Les participants pourront ainsi entendre le professeur de littérature française Renan Larue refaire l’histoire des controverses philosophiques et médicales autour du végétarisme depuis l’Antiquité, la généticienne Marie-Claude Marsolier détailler les traits psychologiques associés à la consommation de viande, ou encore l’économiste Romain Espinosa exposer les impacts sociaux de l’alimentation végétale et les motivations des consommateurs. Et il ne s’agit pas seulement d’une question de culture générale.
Accompagner et non moraliser
« Comprendre les motivations de ces personnes est important parce que de là dépend la manière de les prendre en charge, explique le Dr Lapidus. Par exemple, il me semble contre-productif de dire à un patient végétarien ou végétalien ayant des convictions profondes que son régime est dangereux et qu’il devrait en changer. Si en faisant ses recherches par ses propres moyens, il apprend exactement le contraire, la discordance va faire que c’est plutôt la relation médecin-patient qui va en pâtir. Avec toutes les conséquences qu’on peut imaginer. »
Des conséquences que le Dr Sébastien Demange connaît bien, pour en avoir fait le sujet de sa thèse, soutenue en 2017. Une enquête quantitative qui livre des résultats inquiétants : un quart des 1 452 patients végétariens et végétaliens interrogés déclarent cacher leur régime à leur médecin, par anticipation d’une réaction défavorable ou à la suite d’une expérience malheureuse préalable. Près d’un tiers a pensé à changer de médecin à cause de son regard sur leur végétarisme.
« Il y a des risques pour la prise en charge des patients végétariens quand s’installe un non-dit sur leur régime alimentaire, prévient la Dr Roth. Risques, parce qu’ils ne vont pas exprimer certains symptômes de peur d’être jugés, de peur que ce symptôme soit mis tout de suite en relation avec leur régime alimentaire. La relation médecin-patient devrait pourtant être une relation de confiance, qui permet par exemple de parler ouvertement de son régime alimentaire. »

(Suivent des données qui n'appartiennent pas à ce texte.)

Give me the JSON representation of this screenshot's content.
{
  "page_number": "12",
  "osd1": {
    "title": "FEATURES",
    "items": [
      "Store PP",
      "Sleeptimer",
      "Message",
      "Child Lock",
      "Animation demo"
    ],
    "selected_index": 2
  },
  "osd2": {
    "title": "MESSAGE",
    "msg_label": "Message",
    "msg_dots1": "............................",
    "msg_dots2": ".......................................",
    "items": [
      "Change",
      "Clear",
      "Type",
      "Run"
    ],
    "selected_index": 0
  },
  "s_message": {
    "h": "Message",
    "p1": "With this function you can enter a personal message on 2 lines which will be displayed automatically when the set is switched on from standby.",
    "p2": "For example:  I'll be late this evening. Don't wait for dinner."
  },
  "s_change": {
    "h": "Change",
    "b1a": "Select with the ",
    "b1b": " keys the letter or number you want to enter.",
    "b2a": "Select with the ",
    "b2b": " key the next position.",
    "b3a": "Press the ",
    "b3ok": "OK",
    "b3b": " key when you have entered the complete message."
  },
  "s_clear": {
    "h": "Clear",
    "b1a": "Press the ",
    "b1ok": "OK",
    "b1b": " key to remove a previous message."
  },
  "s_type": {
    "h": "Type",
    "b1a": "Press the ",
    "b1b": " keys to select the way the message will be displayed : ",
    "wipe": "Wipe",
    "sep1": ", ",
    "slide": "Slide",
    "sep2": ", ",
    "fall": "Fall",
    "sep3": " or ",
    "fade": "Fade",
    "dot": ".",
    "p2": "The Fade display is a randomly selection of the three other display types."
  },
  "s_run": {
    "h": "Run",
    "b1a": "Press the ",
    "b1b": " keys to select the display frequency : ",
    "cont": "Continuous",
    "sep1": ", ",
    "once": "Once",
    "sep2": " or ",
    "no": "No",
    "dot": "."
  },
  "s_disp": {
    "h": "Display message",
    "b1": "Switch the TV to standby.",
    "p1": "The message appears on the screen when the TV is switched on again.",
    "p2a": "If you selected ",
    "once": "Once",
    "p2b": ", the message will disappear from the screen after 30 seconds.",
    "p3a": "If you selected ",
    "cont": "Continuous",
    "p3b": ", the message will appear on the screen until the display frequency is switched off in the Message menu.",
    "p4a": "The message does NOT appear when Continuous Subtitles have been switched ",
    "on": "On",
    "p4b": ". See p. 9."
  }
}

La médecin, qui a soutenu ce 18 novembre une thèse faisant directement écho à celle du Dr Demange, considère cette nouvelle formation comme une première étape. « Le DU est une grande avancée, mais cela va de nouveau être à l’initiative de chaque médecin ou de chaque étudiant de s’inscrire pour pouvoir acquérir des connaissances. La suite, ce serait de sensibiliser sur le sujet pendant la formation obligatoire. »
Une proposition appuyée par le Dr Lapidus : « Il ne s’agit pas de mettre en place 30 heures de cours sur ces régimes-là dans le tronc commun. Mais il y a quelques notions essentielles à connaître. Actuellement, les étudiants en médecine ne sont pas au courant qu’un régime végétalien équilibré ne provoque pas de carences en protéines, ni que les laits végétaux ne sont pas adaptés à l’équilibre alimentaire des jeunes enfants mais qu’il existe des formules infantiles végétaliennes labellisées qui conviennent tout à fait. Ça ne me paraît pas délirant d’introduire ces quelques informations essentielles pour éviter de délivrer des contre-vérités.